Does VLM Classification Benefit from LLM Description Semantics?
Pingchuan Ma, Lennart Rietdorf, Dmytro Kotovenko, Vincent Tao Hu, Björn Ommer
TL;DR
This work questions whether LLM-generated image descriptions genuinely aid Vision-Language Model (VLM) classification or merely act as a test-time noise ensemble. It proposes a classname-free evaluation and a training-free description-selection method that leverages feedback from the VLM embedding space to identify highly distinctive, class-specific descriptions within a local neighborhood. By weighting the class-name prompt and restricting reliance on classname-free prompts, the approach achieves improved accuracy across seven benchmarks, with five descriptions per class often sufficing and performance gains exceeding baselines in several datasets. The results underscore that meaningful semantic enrichment, when carefully selected, can enhance VLM explainability and robustness, and establish a framework to distinguish semantic contributions from ensemble effects.
Abstract
Accurately describing images with text is a foundation of explainable AI. Vision-Language Models (VLMs) like CLIP have recently addressed this by aligning images and texts in a shared embedding space, expressing semantic similarities between vision and language embeddings. VLM classification can be improved with descriptions generated by Large Language Models (LLMs).
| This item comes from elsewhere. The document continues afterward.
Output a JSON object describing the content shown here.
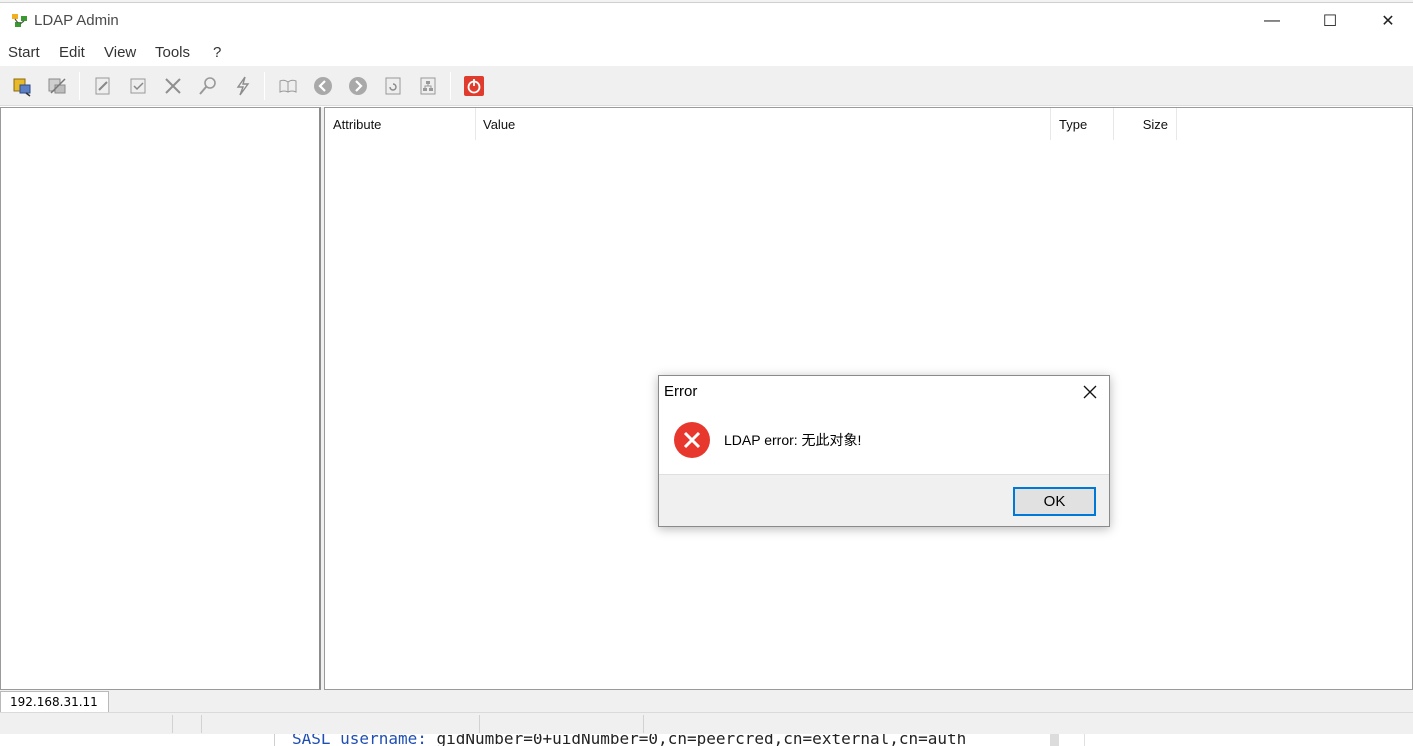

However, it is difficult to determine the contribution of actual description semantics, as the performance gain may also stem from a semantic-agnostic ensembling effect, where multiple modified text prompts act as a noisy test-time augmentation for the original one. We propose an alternative evaluation scenario to decide if a performance boost of LLM-generated descriptions is caused by such a noise augmentation effect or rather by genuine description semantics. The proposed scenario avoids noisy test-time augmentation and ensures that genuine, distinctive descriptions cause the performance boost. Furthermore, we propose a training-free method for selecting discriminative descriptions that work independently of classname-ensembling effects. Our approach identifies descriptions that effectively differentiate classes within a local CLIP label neighborhood, improving classification accuracy across seven datasets. Additionally, we provide insights into the explainability of description-based image classification with VLMs.